Chapter 2 Proposal

2.1 Research topic

The level of on-time performance is crucial to measure the effectiveness and efficiency of transport systems, and flight delays have been an all-time concern for airline operation management. A report published by the Joint Economic Committee of the U.S. Congress estimated the cost of domestic air traffic delays to the U.S. economy is large and far-reaching, as much as $41 billion for 2007, including operating costs, jet fuel costs, labor expenses, and additional carbon dioxide disruption [1]. Also, airlines are not required to compensate passengers for delays or cancellations in the United States. The average cost for U.S. passengers was $80.52 per minute in 2021, which rose 8.4 percent from 2019 [2].

Although the outlook of air travel recovery has improved as countries have lifted pandemic restrictions, flight delays and cancellations increase significantly compared with pre-pandemic August 2019 [5]. According to the Department of Transportation, “there was a 6.0% increase in air travel service complaints from July to August, and complaints are more than 320% above pre-pandemic levels.” [3]
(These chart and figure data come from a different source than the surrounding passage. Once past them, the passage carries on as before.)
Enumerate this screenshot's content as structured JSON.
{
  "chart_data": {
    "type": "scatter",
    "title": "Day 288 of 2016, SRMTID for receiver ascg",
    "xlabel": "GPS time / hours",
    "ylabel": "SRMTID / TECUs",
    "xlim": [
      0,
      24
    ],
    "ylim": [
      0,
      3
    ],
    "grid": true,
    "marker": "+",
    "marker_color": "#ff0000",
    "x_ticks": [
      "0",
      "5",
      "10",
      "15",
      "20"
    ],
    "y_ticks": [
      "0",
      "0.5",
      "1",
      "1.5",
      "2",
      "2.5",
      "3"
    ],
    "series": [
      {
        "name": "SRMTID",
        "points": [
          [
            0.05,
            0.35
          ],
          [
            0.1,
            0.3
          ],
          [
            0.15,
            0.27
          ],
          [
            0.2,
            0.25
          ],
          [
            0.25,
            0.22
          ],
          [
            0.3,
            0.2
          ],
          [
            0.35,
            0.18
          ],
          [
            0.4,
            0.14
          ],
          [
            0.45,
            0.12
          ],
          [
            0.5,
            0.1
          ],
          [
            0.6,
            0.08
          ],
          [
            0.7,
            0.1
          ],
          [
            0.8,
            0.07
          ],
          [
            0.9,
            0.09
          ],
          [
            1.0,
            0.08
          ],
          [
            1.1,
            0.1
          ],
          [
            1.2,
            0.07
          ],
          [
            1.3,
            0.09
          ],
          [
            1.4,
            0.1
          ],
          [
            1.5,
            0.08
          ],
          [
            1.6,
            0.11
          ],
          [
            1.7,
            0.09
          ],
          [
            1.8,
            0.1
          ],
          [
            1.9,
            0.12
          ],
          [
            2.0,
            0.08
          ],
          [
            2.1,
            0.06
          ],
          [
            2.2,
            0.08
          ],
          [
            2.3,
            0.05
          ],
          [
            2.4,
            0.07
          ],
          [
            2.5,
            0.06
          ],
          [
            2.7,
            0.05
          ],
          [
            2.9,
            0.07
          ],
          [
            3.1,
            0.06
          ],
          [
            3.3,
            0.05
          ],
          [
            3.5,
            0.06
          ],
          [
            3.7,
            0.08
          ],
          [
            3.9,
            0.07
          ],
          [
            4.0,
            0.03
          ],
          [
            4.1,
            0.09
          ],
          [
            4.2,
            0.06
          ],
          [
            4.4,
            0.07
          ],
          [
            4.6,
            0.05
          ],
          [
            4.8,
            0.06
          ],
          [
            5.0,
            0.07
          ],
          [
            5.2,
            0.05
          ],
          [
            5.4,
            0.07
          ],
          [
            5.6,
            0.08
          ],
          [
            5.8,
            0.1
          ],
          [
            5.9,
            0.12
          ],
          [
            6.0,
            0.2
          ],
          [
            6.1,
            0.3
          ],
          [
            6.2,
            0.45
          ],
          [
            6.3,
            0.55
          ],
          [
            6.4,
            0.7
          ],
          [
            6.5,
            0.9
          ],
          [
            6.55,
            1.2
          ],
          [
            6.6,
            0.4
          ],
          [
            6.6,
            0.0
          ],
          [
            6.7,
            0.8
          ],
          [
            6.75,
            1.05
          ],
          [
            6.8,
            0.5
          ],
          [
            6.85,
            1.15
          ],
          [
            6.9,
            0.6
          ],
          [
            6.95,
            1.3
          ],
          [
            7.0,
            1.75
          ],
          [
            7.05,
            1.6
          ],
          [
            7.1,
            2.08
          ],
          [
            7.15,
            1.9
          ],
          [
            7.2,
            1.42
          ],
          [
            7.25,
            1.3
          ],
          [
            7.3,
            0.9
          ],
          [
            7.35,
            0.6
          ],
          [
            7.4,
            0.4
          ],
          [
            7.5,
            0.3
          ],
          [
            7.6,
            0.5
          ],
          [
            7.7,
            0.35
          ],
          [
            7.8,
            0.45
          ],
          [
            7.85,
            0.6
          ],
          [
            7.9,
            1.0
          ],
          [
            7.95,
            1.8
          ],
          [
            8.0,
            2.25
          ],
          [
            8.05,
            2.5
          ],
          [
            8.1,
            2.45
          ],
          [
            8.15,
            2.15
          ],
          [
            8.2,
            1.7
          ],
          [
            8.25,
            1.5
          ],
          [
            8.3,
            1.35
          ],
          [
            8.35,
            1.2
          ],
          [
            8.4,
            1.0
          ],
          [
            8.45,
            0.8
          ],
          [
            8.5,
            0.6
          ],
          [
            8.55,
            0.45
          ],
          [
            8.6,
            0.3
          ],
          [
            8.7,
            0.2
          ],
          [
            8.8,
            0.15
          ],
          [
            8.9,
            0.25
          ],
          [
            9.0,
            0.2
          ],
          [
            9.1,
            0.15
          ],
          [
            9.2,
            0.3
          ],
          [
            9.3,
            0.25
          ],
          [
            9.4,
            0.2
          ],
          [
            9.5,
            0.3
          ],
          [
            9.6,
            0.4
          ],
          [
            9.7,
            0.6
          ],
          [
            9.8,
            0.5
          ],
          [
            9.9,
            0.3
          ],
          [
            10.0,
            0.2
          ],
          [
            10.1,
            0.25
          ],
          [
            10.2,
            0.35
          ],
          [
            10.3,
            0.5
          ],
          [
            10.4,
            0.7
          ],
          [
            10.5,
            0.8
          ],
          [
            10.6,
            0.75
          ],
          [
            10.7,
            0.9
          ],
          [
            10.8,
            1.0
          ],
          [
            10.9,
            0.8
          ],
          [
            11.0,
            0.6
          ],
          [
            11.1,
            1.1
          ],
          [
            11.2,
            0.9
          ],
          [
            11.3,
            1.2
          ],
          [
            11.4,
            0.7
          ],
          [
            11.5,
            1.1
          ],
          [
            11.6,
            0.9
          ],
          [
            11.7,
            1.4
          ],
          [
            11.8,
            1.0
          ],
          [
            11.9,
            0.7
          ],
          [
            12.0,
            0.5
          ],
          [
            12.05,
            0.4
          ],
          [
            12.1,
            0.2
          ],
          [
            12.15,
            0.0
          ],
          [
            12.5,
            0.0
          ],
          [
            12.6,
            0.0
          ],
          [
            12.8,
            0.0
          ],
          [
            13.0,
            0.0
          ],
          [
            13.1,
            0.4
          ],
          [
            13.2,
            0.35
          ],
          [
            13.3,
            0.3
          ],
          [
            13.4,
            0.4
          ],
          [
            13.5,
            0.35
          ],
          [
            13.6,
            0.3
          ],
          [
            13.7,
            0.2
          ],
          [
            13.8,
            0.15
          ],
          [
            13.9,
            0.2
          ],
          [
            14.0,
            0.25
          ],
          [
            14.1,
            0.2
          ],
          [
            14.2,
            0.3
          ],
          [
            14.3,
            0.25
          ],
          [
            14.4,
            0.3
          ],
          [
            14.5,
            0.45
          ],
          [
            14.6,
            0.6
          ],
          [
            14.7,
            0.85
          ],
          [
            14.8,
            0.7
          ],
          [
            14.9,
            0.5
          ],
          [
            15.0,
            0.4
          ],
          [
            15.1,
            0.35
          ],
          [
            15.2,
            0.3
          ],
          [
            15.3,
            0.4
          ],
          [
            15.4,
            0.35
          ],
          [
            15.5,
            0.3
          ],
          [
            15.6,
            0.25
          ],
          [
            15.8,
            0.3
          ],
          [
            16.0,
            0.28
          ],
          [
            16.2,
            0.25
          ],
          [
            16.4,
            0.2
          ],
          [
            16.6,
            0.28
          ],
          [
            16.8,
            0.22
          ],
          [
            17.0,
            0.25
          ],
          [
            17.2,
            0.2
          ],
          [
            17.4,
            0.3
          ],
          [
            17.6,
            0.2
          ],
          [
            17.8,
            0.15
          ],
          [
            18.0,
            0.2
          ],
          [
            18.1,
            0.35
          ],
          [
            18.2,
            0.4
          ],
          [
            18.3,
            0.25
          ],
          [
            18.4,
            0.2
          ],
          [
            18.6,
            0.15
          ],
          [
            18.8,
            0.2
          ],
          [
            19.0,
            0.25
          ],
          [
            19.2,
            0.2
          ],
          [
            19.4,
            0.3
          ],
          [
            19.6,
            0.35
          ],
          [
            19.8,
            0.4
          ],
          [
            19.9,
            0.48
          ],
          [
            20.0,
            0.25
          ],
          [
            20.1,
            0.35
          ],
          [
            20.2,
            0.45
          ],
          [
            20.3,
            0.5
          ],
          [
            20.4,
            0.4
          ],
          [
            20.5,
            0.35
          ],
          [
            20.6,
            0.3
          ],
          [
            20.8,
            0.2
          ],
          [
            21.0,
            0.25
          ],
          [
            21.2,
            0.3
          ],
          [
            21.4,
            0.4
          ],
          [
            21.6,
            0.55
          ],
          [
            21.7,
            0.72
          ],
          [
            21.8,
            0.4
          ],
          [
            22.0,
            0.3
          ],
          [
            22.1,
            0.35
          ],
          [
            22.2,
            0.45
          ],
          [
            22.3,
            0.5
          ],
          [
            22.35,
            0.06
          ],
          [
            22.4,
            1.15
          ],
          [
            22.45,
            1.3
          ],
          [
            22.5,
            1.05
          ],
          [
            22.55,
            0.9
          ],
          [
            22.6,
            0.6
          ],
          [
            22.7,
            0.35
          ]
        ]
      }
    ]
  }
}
We use the data from June to August because of the following reasons: 1) The airline performances significantly differ from the pre-pandemic level; the latest dataset we extracted could help to understand the current situation; 2) The travel volume is significantly larger due to the summer holidays; 3) the extreme and changeable weather during the summer further challenges the current overwhelming airline system

The motivation of this project is to implement advanced techniques to analyze schedule adherence among major airline carriers in the United States. We aim to define and prioritize the main drivers of flight delays through data visualizations and utilize a generalized linear model to further confirm the result. Our research will have insightful indications for airport regulators and air carriers to examine current performance, and for passengers to make cautious purchase decisions in the future.

2.2 Data availability

The data introduced in this project is credible content provided by the Bureau of Transportation Statistics (BTS) in 2022 [4]. This on-time performance data contains all scheduled domestic flights in the United States since 1987 by 17 major commercial carriers. The data is open to the public with customized variable selections, updated monthly. Based on our purpose of study, we extracted the latest data reflecting the on-time performance in July 2022 on Oct.25 with 594,957 observations. Except for common force majeure such as bad weather circumstances, technical issues, and political instability, we are interested in other potential variables that will cause flight delays or cancellations.

The 30 variables are selected and divided into 9 categories:

  • Time Period: the date of the flight (including the day of week, which may help use discover the pattern of delay across different date in a week);
  • Airline: the information of the airline (different airlines may have various on-time performance, and this might be an important variable we want to explore);
  • Origin: the origin of the flight (departure);
  • Destination: the destination of the flight (combine with the “Origin”, we can determine the air route? may influence the on-time performance. This may also help us to perform a US geography map visualization of all the flights );
  • Departure Performance: important departure information, including the delay time (if the flight does delay);
  • Arrival Performance: important arrival information, including the delay time (if the flight does delay);
  • Cancellations and Diversions: some flights are canceled instead of delayed, which is recorded by the variables in this category;
  • Flight Summaries: including the flight time and distances, which might influence the length/frequence of delay Cause of Delay: a key part of the analysis (including Carrier Delay, Weather Delay, National Air System Delay, Security Delay, and Late Aircraft Delay)
  • The data retrieved is in a CSV file, and we imported it into Rstudio to conduct the data pre-processing. Since there are around ~600,000 observations per month, we want to first sample a small portion of the data to perform an initial exploration, and then work on the monthly dataset. If time permits, we may also try to work on the data representing June 2022 and August 2022, which are in the same format as July 2022’s data.